Studies related to the degradation of food colouring matters
2016-07-20T11:59:07Z (GMT) by
A differential pulse polarographic method has been developed for the determination of ascorbic acid and food colours in the same solution. Aniline, sulphanilic acid and naphthionic acid were shown to be formed from particular food colours: visible spectrophotometric methods involving diazotization and coupling with N-l-naphthylethylenediamine dihydrochloride.were developed for monitoring their formation. The method is not subject to interference from the other amines formed from the cleavage of the azo bonds. Ammonia was shown to be present in the degraded solution and an indophenol method was developed for following its formation. These methods have been used to monitor permitted food colouring matters and ascorbic acid during interaction in accelerated light and heat degradation studies in the presence and absence of EOTA. Heat degradation studies were also carried out in the absence of ascorbic acid. EOTA was found not only to stabilise ascorbic acid but also to stabilise food colouring matters in the presence of ascorbic acid. Full yields of ammonia were obtained from the degradation of azo groups via sulphanilic acid and naphthionic acid during the light degradation studies.

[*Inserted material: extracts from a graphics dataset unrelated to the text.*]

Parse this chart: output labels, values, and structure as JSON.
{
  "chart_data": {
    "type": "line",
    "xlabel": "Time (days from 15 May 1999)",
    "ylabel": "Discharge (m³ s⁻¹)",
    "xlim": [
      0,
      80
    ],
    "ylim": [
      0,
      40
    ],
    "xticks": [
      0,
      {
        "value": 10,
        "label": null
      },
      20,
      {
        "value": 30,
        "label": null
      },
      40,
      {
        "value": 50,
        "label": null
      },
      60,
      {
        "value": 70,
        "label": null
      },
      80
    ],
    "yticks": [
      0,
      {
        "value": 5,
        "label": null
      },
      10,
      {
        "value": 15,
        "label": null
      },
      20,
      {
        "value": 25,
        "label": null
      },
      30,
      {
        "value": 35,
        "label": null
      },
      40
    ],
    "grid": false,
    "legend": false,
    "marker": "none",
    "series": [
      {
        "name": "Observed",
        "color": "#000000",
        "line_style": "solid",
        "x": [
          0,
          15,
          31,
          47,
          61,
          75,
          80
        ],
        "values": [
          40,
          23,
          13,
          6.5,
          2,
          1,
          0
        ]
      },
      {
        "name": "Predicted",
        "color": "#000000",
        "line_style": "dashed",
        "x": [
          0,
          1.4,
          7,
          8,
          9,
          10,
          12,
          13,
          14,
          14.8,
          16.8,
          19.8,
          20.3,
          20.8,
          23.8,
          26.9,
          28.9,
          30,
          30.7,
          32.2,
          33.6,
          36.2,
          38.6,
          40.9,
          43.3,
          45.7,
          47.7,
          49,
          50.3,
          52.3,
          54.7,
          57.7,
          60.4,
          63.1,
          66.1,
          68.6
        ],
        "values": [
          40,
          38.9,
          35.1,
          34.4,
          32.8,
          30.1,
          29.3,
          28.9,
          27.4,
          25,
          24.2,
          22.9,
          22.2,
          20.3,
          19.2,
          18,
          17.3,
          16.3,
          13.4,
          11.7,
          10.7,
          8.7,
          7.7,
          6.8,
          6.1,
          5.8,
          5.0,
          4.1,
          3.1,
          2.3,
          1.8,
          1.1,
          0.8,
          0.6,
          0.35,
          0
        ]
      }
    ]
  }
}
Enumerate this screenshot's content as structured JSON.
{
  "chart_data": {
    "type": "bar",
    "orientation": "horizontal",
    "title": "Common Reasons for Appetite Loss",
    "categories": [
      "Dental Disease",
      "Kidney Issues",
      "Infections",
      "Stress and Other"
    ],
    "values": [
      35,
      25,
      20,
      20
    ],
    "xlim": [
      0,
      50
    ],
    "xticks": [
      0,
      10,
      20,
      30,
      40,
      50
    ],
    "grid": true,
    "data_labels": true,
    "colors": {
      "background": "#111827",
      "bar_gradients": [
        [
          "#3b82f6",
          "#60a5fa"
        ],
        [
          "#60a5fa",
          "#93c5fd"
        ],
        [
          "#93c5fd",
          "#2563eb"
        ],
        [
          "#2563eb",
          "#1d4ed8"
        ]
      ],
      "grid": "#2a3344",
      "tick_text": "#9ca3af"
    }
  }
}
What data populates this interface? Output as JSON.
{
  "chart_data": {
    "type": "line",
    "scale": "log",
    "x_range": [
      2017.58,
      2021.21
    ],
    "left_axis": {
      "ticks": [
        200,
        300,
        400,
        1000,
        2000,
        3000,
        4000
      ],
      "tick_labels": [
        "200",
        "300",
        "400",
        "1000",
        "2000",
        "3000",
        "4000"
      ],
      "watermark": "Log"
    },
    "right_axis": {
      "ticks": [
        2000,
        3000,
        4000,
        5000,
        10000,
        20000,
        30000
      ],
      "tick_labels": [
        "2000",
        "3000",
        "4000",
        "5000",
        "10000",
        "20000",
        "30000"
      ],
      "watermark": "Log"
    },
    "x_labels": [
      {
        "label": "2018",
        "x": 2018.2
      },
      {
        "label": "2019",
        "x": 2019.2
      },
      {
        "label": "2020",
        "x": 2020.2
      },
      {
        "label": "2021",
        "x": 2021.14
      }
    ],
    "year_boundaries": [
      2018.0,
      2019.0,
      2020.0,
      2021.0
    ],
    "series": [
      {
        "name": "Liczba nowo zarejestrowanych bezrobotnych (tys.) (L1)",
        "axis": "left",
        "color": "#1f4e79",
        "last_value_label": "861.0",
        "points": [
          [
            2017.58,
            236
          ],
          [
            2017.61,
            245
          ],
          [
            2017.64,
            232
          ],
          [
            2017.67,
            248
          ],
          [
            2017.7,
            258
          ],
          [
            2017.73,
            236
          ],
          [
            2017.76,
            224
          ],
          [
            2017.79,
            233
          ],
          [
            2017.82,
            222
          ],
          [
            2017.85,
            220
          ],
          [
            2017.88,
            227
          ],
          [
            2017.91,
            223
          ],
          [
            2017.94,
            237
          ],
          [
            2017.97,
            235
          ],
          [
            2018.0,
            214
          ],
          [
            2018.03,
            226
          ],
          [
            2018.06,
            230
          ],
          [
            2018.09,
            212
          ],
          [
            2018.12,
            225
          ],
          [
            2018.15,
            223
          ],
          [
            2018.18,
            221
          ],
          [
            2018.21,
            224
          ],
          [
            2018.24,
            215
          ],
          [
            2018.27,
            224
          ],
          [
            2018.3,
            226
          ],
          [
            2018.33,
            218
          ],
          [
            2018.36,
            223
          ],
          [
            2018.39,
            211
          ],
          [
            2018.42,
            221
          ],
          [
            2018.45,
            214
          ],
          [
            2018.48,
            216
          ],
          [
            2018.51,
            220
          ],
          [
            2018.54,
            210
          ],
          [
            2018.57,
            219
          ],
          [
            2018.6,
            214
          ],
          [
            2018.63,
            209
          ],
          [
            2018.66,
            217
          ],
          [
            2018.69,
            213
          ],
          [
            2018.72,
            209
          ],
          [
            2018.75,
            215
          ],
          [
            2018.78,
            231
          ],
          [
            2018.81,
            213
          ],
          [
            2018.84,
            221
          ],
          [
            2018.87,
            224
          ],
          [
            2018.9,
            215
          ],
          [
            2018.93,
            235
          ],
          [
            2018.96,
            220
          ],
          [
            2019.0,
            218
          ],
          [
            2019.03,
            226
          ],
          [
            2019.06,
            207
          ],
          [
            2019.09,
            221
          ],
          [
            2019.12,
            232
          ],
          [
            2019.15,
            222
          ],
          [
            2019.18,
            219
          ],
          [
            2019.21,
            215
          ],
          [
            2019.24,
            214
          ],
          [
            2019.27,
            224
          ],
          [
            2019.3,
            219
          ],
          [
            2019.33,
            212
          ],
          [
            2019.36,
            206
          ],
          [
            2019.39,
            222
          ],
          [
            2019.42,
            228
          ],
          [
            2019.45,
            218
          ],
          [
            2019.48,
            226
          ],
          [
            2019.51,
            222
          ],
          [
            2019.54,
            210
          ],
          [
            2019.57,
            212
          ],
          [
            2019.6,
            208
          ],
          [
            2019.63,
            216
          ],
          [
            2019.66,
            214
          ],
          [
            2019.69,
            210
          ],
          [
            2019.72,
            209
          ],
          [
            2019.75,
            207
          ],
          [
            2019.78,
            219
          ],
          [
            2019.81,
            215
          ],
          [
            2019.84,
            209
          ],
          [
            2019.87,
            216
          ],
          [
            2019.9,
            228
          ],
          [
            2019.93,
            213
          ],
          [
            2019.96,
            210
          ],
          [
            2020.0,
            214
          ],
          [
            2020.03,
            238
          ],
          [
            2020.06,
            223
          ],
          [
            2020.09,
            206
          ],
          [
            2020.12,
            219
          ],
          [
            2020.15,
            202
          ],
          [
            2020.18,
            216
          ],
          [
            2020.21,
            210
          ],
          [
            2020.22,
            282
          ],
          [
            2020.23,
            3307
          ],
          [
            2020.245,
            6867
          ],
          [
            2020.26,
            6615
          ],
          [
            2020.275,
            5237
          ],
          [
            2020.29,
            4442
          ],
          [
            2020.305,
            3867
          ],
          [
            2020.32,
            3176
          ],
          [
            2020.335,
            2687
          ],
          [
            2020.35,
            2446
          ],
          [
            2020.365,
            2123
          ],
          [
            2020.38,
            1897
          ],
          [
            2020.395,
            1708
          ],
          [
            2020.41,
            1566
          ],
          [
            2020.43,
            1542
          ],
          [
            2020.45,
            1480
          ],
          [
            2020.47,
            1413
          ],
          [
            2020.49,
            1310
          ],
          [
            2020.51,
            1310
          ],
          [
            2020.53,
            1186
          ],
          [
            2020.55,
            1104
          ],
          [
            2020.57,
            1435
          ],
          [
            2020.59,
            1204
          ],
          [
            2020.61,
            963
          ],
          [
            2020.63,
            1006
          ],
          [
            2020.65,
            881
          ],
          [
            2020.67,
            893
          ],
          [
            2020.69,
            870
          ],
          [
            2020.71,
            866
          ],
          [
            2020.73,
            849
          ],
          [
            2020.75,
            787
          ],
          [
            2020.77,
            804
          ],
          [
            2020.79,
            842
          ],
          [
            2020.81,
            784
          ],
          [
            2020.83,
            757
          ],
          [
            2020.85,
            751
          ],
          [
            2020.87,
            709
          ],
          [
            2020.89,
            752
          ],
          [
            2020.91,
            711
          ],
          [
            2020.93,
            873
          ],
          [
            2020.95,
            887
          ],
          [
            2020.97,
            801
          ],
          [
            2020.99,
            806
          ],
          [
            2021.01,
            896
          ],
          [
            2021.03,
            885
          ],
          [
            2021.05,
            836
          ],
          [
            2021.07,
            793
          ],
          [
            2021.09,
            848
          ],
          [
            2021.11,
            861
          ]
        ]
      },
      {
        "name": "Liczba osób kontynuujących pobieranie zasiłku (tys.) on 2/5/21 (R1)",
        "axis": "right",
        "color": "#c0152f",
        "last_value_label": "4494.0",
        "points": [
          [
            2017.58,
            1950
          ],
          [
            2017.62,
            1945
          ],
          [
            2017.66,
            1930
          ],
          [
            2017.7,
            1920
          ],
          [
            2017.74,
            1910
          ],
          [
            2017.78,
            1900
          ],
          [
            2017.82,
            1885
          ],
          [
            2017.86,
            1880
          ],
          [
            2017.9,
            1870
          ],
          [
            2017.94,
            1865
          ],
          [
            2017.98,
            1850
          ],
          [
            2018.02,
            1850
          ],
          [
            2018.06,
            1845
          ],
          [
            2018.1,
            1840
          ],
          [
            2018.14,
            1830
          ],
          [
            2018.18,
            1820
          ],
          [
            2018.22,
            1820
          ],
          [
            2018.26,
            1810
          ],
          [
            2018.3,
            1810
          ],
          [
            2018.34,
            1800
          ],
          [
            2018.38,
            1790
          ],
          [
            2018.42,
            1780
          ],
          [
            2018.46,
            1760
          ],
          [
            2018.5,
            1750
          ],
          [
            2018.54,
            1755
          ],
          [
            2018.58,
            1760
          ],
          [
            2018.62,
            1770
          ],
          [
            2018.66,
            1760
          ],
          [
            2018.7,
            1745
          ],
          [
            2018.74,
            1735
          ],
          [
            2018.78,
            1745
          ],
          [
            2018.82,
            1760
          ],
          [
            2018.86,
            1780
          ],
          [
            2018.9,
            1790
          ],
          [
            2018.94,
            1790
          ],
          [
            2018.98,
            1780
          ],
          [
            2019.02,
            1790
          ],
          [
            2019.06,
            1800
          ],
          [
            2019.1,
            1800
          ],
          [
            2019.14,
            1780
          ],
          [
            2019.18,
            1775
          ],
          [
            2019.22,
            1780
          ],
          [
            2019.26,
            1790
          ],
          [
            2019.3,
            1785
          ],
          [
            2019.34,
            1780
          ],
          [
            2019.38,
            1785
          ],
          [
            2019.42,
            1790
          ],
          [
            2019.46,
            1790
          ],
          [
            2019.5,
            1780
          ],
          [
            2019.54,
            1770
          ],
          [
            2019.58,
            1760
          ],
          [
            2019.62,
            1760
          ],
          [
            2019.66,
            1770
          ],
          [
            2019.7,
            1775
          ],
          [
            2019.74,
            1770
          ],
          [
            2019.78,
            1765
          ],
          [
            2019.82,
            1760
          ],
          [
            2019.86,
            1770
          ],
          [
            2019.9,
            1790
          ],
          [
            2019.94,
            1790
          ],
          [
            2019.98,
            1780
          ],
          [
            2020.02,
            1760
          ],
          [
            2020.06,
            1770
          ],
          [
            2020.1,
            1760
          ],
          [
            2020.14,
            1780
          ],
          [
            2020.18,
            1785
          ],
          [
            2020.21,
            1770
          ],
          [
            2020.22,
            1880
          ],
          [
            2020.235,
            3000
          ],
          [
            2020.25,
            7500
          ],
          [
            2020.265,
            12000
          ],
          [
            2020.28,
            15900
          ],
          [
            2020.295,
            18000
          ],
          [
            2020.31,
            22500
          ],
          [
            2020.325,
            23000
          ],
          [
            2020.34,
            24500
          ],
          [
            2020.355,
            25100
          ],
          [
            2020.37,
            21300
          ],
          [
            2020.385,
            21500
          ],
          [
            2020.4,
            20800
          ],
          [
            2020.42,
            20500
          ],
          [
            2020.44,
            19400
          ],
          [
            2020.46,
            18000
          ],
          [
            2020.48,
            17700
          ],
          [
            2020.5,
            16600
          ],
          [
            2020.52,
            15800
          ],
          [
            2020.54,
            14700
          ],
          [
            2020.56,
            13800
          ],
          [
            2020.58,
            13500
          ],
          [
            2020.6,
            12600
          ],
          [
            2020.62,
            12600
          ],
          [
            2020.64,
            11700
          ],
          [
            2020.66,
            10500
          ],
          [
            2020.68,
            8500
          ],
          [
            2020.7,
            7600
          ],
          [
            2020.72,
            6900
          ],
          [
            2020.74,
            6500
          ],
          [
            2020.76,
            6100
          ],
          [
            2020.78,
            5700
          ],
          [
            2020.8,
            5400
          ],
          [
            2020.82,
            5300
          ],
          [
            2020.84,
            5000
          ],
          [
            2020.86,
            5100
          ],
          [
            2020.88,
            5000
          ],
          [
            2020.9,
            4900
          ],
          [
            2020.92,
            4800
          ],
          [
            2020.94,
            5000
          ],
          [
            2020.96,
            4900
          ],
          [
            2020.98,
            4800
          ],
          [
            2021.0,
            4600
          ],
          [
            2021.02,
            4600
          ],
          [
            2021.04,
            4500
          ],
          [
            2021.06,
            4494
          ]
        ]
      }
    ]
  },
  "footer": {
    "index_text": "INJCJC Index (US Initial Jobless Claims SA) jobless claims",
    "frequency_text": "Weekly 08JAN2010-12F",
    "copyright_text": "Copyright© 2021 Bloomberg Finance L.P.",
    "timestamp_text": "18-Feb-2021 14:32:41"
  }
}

Interaction of food colours and ascorbic acid has also been shown to occur at room temperature in the dark and to yield ammonia and simple amines. In the heat degradation studies (130°C) relatively low yields of amines and ammonia were obtained despite complete visible degradation of food colours. This indicated the formation of more complex nitrogen containing compounds. EOTA was shown to stabilise acetamido groups from photolytic hydrolysis in several drug compounds as well as in the food colouring matters Red 2G and Black PN. A rapid differential pulse polarographic method for the determination of food colours in boiled sweets directly without prior separation or extraction procedures has been developed. A detector cell designed and constructed in our workshops and previously used with a glassy carbon electrode has been adapted very successfully for use with a sessile mercury drop electrode. The use of the system in flow injection analysis has been demonstrated by determining food colours in the reductive and oxidative modes. Ascorbic acid, sulphite and other species have also been determined. In the determination of ascorbic acid deoxygenation is not necessary.